ClearML Announces AI Infrastructure Orchestration and Compute Management

May 17, 2024 — Open source AI platform company ClearML today announced the release of an AI orchestration and compute management capabilities, making it the first AI platform to support Kubernetes, Slurm, PBS and bare metal for seamless orchestration of AI and machine learning workloads. ClearML now offers the broadest support for AI and HPC workloads in the marketplace, according to the company.
The company’s newly released functionality enables AI practitioners to automate manual or repetitive tasks as well as offers broadened AI infrastructure management capabilities to include computing clusters using Simple Linux Utility for Resource Management (SLURM) or Altair PBS. The inclusion of Slurm and PBS, popular open-source workload managers commonly utilized in high-performance computing (HPC) environments, further enhances ClearML’s offerings that supports all popular Kubernetes variants as well as bare metal.
“Customer AI deployments are entering a new era of complexity, spanning across diverse environments such as cloud, edge, and on-premises data centers,” said Moses Guttmann, Co-founder and CEO of ClearML. “To navigate this complexity and ensure optimal performance, sophisticated scheduling and orchestration is paramount.
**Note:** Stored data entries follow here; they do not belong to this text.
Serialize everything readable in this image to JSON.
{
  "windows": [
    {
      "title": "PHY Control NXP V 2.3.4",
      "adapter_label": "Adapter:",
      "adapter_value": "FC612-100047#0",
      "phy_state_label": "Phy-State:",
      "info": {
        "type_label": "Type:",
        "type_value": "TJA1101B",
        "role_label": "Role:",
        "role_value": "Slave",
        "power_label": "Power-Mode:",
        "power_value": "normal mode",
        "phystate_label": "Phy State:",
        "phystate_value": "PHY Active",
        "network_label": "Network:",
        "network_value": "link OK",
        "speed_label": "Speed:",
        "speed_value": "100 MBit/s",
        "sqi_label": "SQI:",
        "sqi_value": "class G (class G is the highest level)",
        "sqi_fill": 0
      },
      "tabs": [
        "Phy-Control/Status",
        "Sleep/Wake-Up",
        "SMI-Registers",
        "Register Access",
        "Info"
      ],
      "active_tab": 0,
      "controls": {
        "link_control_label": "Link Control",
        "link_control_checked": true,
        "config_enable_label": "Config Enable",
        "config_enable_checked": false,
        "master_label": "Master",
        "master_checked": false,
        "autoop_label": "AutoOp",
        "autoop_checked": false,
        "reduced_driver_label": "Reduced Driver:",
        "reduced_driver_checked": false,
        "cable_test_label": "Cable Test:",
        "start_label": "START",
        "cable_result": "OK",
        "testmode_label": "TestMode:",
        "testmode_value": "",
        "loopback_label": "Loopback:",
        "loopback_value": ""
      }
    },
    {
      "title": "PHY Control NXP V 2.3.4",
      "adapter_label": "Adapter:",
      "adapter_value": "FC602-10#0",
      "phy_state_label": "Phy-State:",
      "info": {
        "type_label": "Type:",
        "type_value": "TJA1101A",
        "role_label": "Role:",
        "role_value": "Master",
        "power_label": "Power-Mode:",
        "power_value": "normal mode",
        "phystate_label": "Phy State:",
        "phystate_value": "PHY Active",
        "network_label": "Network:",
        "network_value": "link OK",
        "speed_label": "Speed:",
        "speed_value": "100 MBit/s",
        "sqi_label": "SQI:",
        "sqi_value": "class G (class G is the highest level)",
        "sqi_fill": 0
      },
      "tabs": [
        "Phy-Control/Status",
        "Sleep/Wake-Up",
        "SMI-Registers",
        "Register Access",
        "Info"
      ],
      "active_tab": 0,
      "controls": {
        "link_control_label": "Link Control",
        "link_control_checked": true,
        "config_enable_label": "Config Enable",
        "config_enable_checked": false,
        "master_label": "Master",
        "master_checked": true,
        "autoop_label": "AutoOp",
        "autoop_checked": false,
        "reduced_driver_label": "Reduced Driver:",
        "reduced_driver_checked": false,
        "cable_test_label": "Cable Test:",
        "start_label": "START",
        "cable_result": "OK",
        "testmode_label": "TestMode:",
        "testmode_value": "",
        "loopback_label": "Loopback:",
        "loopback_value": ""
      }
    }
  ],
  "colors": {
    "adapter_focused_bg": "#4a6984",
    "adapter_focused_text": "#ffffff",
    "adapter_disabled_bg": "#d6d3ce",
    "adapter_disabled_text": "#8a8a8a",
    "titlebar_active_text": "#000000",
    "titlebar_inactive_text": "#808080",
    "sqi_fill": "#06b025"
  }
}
ClearML’s new capabilities reduce the overhead of managing and controlling AI infrastructure, empowering AI Builders to scale their AI and machine-learning workflows with unprecedented flexibility, ease and efficiency – giving organizations ultimate control over their AI infrastructure at any scale while seamlessly integrating ClearML.”
Guttmann noted that ClearML also expanded its scheduling and triggering capabilities to further boost an AI team’s efficiency and productivity with the ability to run tasks automatically based on predetermined times or events, an extension of ClearML’s “set-it-and-forget-it” approach to eliminating manual tasks.
Now, DevOps can focus on what matters in getting AI to production, rather than spend time on laborious tasks such as storage maintenance, babysitting AI workflows, provisioning machines, or doling out credentials. ClearML continues to streamline manual and mundane tasks while decreasing friction and overhead for AI team admins, allowing them to spend less time on setup and more time on innovation so they can deliver faster time to value and drive costs down.
This announcement follows the company’s most recent release (announced at NVIDIA GTC 2024), which enables granular management and visibility of compute resource allocations and includes open source fractional GPU capabilities. The company’s expanded capabilities in orchestration, compute management, and AI infrastructure control establishes ClearML as the most comprehensive platform available for AI Builders and DevOps professionals, who use ClearML to build, train, and deploy models at any scale on any AI infrastructure. AI teams can work on shared data and build models seamlessly from anywhere in the world on any AI workload, compute type, or infrastructure – regardless of whether they’re on-prem, cloud, or hybrid; with Kubernetes, Slurm, PBS, or bare metal; and with any type of GPU.
With ClearML, AI Builders and DevOps teams gain ultimate control and granular visibility over what resources and fractions of resources each team or group can access and easily self-serve resources without changing their existing AI/ML workflows. According to the company’s recent survey report, The State of AI Infrastructure 2024, 25% of the 1,000 IT leaders surveyed stated that their company uses Slurm or another open source tool for scheduling and job management. Since Slurm is Linux-native and designed for handling AI/HPC workloads, it is also widely used by many of the world’s most advanced supercomputers.
ClearML’s Slurm/PBS integration enables AI teams to get more out of their Slurm/PBS computing clusters with a single line of code. AI/HPC jobs can be launched from anywhere (code, command line interface, Git, or web UI) and organizations can monitor their Slurm/PBS queues on the platform’s orchestration dashboards. In this way, ClearML helps integrate HPC workloads into an organization’s CI/CD infrastructure, so that customers can securely launch jobs on their cluster from an external endpoint. ClearML’s Slurm/PBS support creates transparency for teams and enables them to focus expensive resources on delivering innovation rather than them standing by, idling and unutilized.
As well, ClearML’s extended capabilities enable AI builders to use the ClearML platform for building scheduling logic and seamlessly passing it through to Slurm/PBS for execution. Now, organizations can leverage the best parts of Slurm/PBS without the extensive coding typically required.